Isso nos leva a outra característica da criação da voz romanesca - característica que pode ser uma resposta aos que condenam no romance justamente o seu traço "prosaico", aos que exigem dele o que ele não pode ser, sob pena de retornar ao mundo da linguagem poética em seu sentido estrito (tal como Bakhtin a entendia). É o fato de que a consciência de uma consciência, o autor-criador de que nos fala Bakhtin, a relação básica autor-herói que cria as vozes do romance, não pode destruir completamente a voz representada, a voz do herói. O outro conservará sempre, na linguagem romanesca, o seu grau de autonomia, que pode ser imenso, como nos concertos polifônicos de Dostoiévski, ou mínimo, como nas sátiras mais demolidoras - mas em qualquer caso a voz do outro, refratada pelo olhar do autor-criador, será reconhecível, estará presente, respirará em cada linha do texto. Se a autonomia do outro desaparece, desaparece, com ela, a linguagem romanesca.

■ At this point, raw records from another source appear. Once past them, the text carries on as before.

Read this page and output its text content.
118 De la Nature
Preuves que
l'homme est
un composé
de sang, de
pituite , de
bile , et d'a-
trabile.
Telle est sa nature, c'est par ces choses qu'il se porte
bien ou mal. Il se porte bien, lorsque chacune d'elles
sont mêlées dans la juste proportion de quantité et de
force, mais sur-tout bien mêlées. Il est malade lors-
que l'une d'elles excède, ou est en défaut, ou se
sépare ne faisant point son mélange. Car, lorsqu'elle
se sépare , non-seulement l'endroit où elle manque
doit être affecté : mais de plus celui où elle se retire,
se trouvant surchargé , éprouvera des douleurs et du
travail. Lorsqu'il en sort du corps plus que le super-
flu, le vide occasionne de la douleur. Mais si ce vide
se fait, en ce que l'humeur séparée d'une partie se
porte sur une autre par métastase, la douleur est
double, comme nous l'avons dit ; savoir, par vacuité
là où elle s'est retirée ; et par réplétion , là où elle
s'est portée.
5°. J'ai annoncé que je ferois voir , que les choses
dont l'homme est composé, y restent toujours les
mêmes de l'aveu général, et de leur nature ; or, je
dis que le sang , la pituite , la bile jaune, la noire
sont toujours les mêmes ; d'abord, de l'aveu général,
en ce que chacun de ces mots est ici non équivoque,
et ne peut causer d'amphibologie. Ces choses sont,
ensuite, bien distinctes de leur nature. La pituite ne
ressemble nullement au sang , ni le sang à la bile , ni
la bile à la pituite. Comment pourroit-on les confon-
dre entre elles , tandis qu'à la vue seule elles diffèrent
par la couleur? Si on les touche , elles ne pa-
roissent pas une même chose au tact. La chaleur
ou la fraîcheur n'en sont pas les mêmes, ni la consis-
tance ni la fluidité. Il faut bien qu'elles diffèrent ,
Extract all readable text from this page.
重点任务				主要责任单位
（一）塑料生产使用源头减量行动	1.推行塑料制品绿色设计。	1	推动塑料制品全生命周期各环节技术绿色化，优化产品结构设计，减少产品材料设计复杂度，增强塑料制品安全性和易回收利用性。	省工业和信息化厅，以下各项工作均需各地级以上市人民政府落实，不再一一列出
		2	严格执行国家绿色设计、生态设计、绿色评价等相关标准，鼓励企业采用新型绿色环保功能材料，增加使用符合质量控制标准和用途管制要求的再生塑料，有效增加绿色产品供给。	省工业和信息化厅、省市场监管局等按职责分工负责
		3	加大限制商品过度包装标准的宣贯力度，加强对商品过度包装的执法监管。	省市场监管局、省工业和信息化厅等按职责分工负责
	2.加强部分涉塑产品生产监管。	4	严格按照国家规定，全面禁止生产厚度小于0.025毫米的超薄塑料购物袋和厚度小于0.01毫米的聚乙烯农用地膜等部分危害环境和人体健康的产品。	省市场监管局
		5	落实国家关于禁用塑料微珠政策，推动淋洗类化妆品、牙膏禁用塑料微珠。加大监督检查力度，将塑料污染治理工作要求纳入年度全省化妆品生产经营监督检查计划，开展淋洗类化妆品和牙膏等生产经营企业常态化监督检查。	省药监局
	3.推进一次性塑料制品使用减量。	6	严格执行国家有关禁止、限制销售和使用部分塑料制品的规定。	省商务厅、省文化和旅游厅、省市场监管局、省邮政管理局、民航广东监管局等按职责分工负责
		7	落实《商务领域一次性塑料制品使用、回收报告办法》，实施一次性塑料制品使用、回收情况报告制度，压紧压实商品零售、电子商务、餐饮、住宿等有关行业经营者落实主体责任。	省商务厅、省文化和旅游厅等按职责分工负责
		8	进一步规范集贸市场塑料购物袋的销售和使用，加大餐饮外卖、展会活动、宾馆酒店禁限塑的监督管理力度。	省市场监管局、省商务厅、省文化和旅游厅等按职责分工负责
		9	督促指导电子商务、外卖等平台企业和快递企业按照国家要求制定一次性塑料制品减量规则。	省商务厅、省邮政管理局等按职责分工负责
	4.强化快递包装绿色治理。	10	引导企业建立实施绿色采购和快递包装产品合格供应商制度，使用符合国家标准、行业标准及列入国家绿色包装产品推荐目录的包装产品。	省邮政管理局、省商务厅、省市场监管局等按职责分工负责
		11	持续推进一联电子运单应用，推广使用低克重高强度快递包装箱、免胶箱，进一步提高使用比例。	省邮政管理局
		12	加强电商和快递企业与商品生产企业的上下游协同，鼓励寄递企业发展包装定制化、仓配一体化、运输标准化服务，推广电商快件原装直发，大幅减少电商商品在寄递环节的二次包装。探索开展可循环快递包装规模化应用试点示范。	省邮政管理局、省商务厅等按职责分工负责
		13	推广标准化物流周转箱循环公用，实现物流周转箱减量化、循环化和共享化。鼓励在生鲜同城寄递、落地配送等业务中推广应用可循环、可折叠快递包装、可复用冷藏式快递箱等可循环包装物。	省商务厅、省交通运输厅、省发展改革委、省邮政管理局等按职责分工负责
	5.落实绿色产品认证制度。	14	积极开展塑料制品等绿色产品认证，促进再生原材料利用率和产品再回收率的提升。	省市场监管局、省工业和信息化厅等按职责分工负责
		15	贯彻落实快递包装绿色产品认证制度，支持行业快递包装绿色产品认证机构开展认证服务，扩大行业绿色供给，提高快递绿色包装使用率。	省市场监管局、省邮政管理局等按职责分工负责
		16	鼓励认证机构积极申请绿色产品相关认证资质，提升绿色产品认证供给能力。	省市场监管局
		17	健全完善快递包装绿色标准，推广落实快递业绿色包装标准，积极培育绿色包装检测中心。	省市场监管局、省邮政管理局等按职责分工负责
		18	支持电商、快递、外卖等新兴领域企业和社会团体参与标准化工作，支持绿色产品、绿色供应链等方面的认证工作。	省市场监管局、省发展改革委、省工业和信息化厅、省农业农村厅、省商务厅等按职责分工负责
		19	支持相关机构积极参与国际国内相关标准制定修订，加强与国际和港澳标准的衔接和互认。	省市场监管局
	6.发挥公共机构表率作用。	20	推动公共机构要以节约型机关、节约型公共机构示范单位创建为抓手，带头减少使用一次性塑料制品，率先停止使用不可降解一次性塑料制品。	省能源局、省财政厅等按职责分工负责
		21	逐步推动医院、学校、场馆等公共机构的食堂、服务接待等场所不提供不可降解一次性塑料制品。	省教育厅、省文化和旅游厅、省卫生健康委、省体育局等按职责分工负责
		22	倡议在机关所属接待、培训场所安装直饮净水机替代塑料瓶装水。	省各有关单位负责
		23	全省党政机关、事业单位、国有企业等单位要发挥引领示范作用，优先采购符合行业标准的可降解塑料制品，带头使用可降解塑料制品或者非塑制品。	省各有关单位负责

Talvez esteja oculta nessa característica essencial da linguagem romanesca, que, antes de ser uma forma acabada e definível por sua estrutura formal, é um modo e uma intensidade de relação entre linguagens e visões-de-mundo, entre o autor e o seu herói, talvez esteja aí a semente de uma ética possível, de uma ética romanesca que resulte não da linguagem da ciência, em que o outro é um objeto, mas da linguagem romanesca, em que o outro, da mesma forma que eu, é também um sujeito, está vivo, e respira; falar do outro é, necessariamente, dar a voz ao outro; e, mais que isso, a minha forma está inextricavelmente ligada ao outro, e só pode ser completamente definida por ele, num caminho de mão dupla. Sob essa perspectiva, o romance, iluminado por Bakhtin com uma força e uma clareza que, definitivamente, nenhuma outra corrente teórica desse século teve, ganha um estatuto e uma dimensão que reduz a nada o lugar comum que, por várias décadas e sob vários nomes, têm cantado e decantado a morte do romance, ou do niilismo alegre dos que dizem que a única voz literária possível neste fim de século é a do pasticho. A valorização do romance, em Bakhtin, repetimos, não decorre da definição de uma forma acabada, como o soneto ou a écloga, mas da compreensão de uma linguagem romanesca em permanente troca com a linguagem viva e inacabada da vida cotidiana, no veio de um prolongado processo de descentralização da palavra.
Para encerrar - e, é preciso cuidado, talvez fale aqui mais o romancista, em causa própria... - vejamos como o próprio Bakhtin pode nos dar a chave de uma ética fundada generosamente na linguagem romanesca, ao descrever o processo exotópico da minha relação com o outro, da consciência que eu tenho do outro:

"O excedente da minha visão contém em germe a forma acabada do outro, cujo desabrochar requer que eu lhe complete o horizonte sem lhe tirar a originalidade. Devo identificar-me com o outro e ver o mundo através de seu sistema de valores, tal como ele o vê; devo colocar-me em seu lugar, e depois, de volta ao meu lugar, completar seu horizonte com tudo o que se descobre do lugar que ocupo, fora dele; devo emoldurá-lo, criar-lhe um ambiente que o acabe, mediante o excedente de minha visão, de meu saber, de meu desejo e de meu sentimento" (p.45).


REFERÊNCIAS BIBLIOGRÁFICAS

BAKHTIN, M. M. Estética da criação verbal. São Paulo: Martins Fontes, 1992.
______________. Freudism. New York: Academic Press, 1976.
______________. Questões de literatura e de estética. São Paulo: UNESP/HUCITEC, 1988.